Dropout Prevention S-316 establishes the Office of Dropout Prevention and Reengagement of Out-of-School Youth in the NJDOE and would require the new office to collaborate with school districts in the development of a statewide strategic plan to address student dropouts. The new office would also recommend and develop programs to prevent students from dropping out of school and address issues associated with the re-enrollment of students who have left school prior to graduation. NJSBA supports the bill.
Feminine Hygiene Products S-692 requires school districts to provide feminine hygiene products in certain public schools and requires the state to pay costs. S-692 requires school districts to ensure that students in grade 6 through 12, in which 40% or more of the students meet federal poverty guidelines multiplied by 1.85, have direct access to feminine hygiene products in at least 50% of the school bathrooms free of charge. Any costs incurred by a school district in complying with the provisions of this bill will be borne by the state. NJSBA supports the bill.
Amistad Commission S-1028 requires the commission to include instruction on accomplishments and contributions of African Americans to American society. NJSBA supports the bill.
Comprehensive Eye Exams S-1032 A bill requiring young children entering public schools or Head Start Programs for the first time to have comprehensive eye exams was held by the Senate Education Committee pending further technical review.
Senate Budget and Appropriations Committee
On Feb. 13, the Senate Budget and Appropriations Committee advanced the following NJSBA-supported legislation:
Incentivizing Electric School Buses S-228 requires the New Jersey Economic Development Authority (EDA) to develop and administer a loan program to facilitate acquisition of electric-powered school buses by school districts and school bus contractors. Under the bill, the EDA would enter into a loan agreement with a district or contractor that has received program approval. The EDA would then provide a loan that would cover the difference in cost of purchasing an electric-powered school bus instead of a traditional diesel or gasoline-powered school bus.
Teacher Loan Redemption Program S-969 would establish a loan redemption program in the Higher Education Student Assistance Authority (HESAA) to allow teachers to redeem a portion of their NJCLASS loan amounts for service as a teacher in a high-need field in a “low-performing school.” NJSBA supports the legislation and believes that incentives, such as grants and loans, should be made available to attract outstanding students to the teaching profession, particularly in areas of critical shortage. The Association also believes that loans should be forgiven for students who agree to teach a certain number of years in areas of critical shortage. If the bill receives final approval in its current form, up to $1 million could be appropriated to the program.
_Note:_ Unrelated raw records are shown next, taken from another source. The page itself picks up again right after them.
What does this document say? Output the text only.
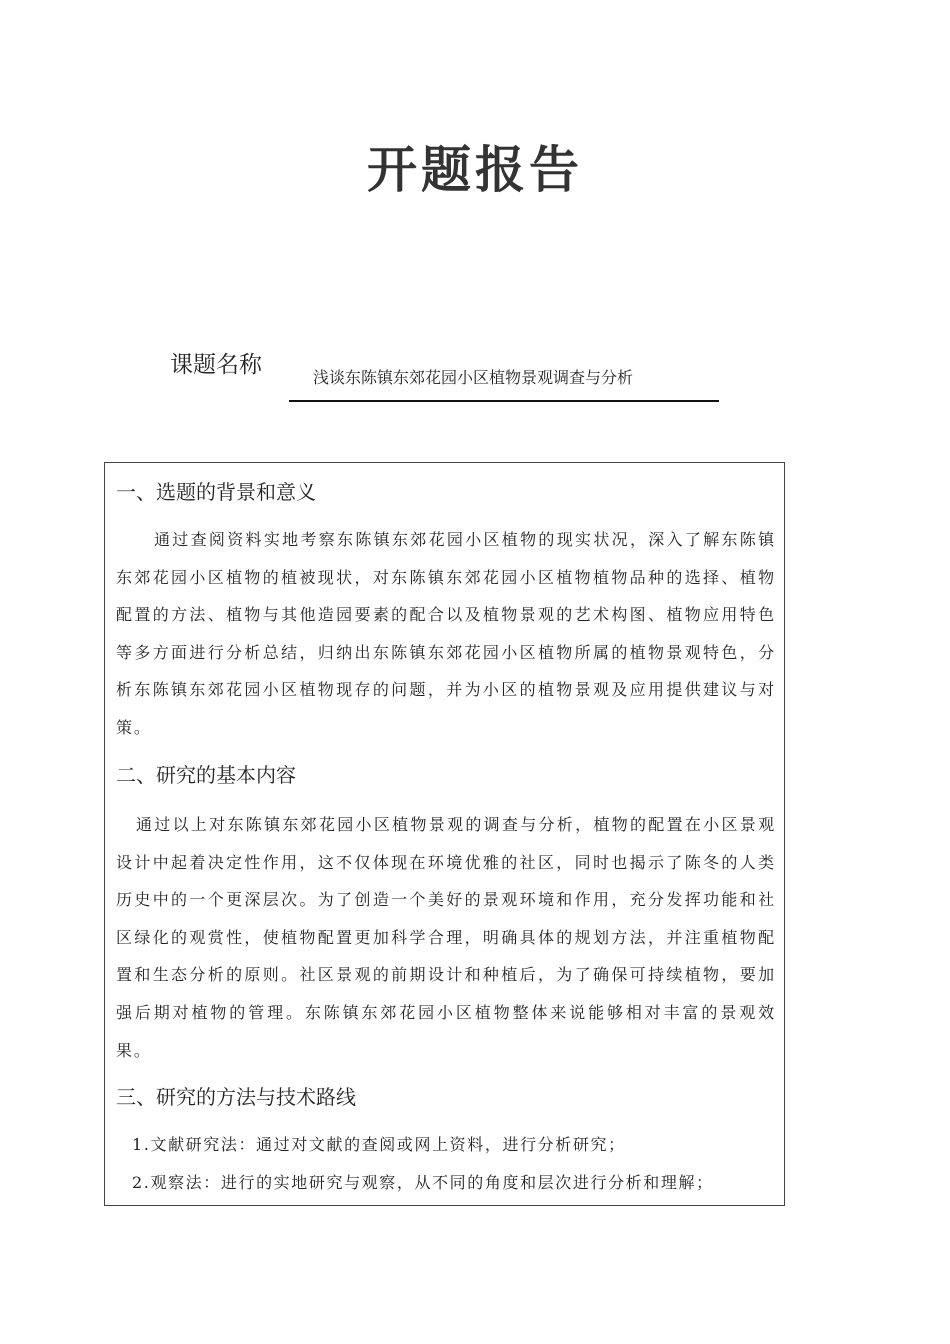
开题报告
课题名称	浅谈东陈镇东郊花园小区植物景观调查与分析
一、选题的背景和意义

通过查阅资料实地考察东陈镇东郊花园小区植物的现实状况，深入了解东陈镇东郊花园小区植物的植被现状，对东陈镇东郊花园小区植物植物品种的选择、植物配置的方法、植物与其他造园要素的配合以及植物景观的艺术构图、植物应用特色等多方面进行分析总结，归纳出东陈镇东郊花园小区植物所属的植物景观特色，分析东陈镇东郊花园小区植物现存的问题，并为小区的植物景观及应用提供建议与对策。

二、研究的基本内容

通过以上对东陈镇东郊花园小区植物景观的调查与分析，植物的配置在小区景观设计中起着决定性作用，这不仅体现在环境优雅的社区，同时也揭示了陈冬的人类历史中的一个更深层次。为了创造一个美好的景观环境和作用，充分发挥功能和社区绿化的观赏性，使植物配置更加科学合理，明确具体的规划方法，并注重植物配置和生态分析的原则。社区景观的前期设计和种植后，为了确保可持续植物，要加强后期对植物的管理。东陈镇东郊花园小区植物整体来说能够相对丰富的景观效果。

三、研究的方法与技术路线
1.文献研究法：通过对文献的查阅或网上资料，进行分析研究；
2.观察法：进行的实地研究与观察，从不同的角度和层次进行分析和理解；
Senate Community and Urban Affairs Committee
Joint Health Insurance Purchasing S-750 would permit municipalities and boards of education to jointly contract for group health insurance benefits and other types of group insurance benefits for their employees. According to the sponsor, this bill would provide these local governments with additional flexibility to work together to lower costs.
Sharing Payments in Lieu of Property Taxes S-984 requires municipalities to share certain payments received in lieu of property taxes with school districts. The bill would require that counties and school districts be informed of an application for property tax exemption. This bill, a long-time NJSBA advocacy goal, was released unanimously.